Foreign policy observers have long known that Hollywood reflects and promotes U.S. policies (in turn, is determined by Israel and its supporters). This fact was made public when Michelle Obama announced an Oscar win for “Argo” – a highly propagandist, anti-Iran film. Amidst the glitter and excitement, Hollywood and White House reveal their pact and send out their message in time for the upcoming talks surrounding Iran’s nuclear program due to be held tomorrow - February 26th.
Hollywood has a long history of promoting US policies. In 1917, when the United States entered World War I, President Woodrow Wilson’s Committee on Public Information (CPI) enlisted the aid of America ’s film industry to make training films and features supporting the ‘cause’. George Creel, Chairman of the CPI believed that the movies had a role in “carrying the gospel of Americanism to every corner of the globe.”

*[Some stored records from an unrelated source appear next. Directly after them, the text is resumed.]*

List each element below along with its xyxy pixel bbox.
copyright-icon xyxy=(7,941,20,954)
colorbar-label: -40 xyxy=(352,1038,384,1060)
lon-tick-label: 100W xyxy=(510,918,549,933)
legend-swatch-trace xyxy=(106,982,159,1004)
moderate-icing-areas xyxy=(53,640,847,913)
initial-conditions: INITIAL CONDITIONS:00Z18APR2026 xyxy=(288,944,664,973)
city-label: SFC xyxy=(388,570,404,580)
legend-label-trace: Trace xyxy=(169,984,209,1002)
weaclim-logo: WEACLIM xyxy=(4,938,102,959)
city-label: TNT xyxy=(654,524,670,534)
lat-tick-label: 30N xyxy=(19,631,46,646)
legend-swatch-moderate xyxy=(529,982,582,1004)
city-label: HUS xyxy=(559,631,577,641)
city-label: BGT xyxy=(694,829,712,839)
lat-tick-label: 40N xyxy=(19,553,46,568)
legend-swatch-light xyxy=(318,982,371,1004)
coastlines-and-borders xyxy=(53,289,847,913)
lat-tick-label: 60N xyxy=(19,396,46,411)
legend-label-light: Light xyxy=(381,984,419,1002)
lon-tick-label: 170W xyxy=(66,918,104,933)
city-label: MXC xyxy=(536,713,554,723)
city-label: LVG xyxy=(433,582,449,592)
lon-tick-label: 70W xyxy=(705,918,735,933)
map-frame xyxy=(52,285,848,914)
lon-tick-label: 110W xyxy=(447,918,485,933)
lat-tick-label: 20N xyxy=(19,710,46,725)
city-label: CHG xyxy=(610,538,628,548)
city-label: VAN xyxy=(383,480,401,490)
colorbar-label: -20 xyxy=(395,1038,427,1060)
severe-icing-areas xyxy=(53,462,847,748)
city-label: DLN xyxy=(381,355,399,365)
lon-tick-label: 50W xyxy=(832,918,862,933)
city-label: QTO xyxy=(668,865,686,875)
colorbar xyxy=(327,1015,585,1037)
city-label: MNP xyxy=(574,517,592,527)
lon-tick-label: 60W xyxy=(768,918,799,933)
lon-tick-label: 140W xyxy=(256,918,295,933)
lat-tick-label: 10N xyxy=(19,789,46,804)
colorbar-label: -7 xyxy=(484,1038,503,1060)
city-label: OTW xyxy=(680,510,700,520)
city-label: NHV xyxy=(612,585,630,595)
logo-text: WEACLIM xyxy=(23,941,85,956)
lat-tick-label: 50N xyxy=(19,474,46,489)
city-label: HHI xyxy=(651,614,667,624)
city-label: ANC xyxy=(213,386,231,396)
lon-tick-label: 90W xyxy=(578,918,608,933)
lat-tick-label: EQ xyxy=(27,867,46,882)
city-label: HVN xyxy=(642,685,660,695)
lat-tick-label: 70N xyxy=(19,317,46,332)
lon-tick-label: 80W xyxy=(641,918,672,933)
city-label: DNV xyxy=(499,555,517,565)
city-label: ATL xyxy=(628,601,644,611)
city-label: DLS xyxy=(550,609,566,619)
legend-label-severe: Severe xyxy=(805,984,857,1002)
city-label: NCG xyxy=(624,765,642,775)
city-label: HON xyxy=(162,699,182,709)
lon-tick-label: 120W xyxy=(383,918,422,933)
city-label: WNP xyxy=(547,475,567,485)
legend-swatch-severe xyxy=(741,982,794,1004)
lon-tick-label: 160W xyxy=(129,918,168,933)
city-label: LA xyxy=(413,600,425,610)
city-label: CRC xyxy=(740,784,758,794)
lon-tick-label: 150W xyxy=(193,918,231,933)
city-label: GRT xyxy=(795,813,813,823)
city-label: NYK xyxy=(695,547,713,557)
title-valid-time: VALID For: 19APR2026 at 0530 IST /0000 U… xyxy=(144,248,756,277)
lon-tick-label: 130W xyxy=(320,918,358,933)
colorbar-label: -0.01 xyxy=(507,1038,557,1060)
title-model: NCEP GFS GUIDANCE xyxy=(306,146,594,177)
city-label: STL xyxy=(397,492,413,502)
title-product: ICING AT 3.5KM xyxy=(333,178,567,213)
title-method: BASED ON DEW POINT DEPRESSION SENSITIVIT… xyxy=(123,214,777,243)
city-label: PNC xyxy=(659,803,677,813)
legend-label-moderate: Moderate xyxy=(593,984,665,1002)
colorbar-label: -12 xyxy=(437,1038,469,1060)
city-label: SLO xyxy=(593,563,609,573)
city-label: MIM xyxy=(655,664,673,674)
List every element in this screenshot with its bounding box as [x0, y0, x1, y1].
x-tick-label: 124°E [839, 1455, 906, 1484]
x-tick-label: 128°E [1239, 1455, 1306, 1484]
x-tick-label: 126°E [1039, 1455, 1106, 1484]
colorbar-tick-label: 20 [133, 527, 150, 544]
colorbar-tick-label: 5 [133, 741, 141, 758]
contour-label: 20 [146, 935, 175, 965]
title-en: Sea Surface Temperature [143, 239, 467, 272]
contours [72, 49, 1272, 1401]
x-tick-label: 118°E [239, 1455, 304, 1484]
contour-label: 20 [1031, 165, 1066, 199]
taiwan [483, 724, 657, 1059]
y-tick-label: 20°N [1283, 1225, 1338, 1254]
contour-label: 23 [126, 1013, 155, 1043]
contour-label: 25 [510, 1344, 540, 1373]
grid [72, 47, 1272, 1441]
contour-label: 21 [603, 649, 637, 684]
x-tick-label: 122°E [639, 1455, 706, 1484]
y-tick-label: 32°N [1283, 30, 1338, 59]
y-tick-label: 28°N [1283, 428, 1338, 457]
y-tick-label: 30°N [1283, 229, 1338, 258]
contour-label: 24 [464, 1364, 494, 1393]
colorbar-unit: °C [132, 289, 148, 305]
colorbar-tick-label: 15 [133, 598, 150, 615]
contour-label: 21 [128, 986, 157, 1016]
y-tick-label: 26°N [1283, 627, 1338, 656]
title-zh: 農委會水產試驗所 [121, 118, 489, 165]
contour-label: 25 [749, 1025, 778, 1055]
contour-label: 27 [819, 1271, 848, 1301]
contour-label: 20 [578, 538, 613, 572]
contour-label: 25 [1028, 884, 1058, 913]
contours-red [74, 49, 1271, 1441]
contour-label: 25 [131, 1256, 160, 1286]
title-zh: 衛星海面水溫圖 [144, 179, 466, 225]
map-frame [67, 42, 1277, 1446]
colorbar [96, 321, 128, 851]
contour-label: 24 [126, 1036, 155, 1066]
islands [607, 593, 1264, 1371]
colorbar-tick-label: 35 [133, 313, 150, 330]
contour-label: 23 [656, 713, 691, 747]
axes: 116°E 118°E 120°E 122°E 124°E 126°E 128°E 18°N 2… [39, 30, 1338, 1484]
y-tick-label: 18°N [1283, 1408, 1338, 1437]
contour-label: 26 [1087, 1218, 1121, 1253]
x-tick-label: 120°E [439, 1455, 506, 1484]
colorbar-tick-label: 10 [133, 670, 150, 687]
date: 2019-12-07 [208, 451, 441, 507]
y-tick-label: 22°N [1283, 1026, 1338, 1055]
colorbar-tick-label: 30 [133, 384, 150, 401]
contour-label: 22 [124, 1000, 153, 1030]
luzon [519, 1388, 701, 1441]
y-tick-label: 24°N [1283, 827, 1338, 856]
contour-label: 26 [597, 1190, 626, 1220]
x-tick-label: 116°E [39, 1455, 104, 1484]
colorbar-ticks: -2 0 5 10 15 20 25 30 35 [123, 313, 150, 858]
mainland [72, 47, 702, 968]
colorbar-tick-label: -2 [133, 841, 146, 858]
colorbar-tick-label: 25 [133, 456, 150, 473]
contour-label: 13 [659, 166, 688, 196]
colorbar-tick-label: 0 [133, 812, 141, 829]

The pact grew stronger during World War II, when, as historian Thomas Doherty writes, “[T]he liaison between Hollywood and Washington was a distinctly American and democratic arrangement, a mesh of public policy and private initiative, state need and business enterprise.” Hollywood ’s contribution was to provide propaganda. After the war, Washington reciprocated by using subsidies, special provisions in the Marshall Plan, and general clout to pry open resistant European film markets[i].
Hollywood has often borrowed its story ideas from the U.S. foreign policy agenda, at times reinforcing them. One of the film industry’s blockbuster film loans in the last two decades has been modern international terrorism. Hollywood rarely touched the topic of terrorism in the late 1960s and 1970s when the phenomenon was not high on the U.S. foreign policy agenda, in news headlines or in the American public consciousness. In the 1980s, in the footsteps of the Reagan administration’s policies, the commercial film industry brought ‘terrorist’ villains to the big screen (following the US Embassy takeover in Tehran – topic of “Argo”) making terrorism a blockbuster film product in the 1990s.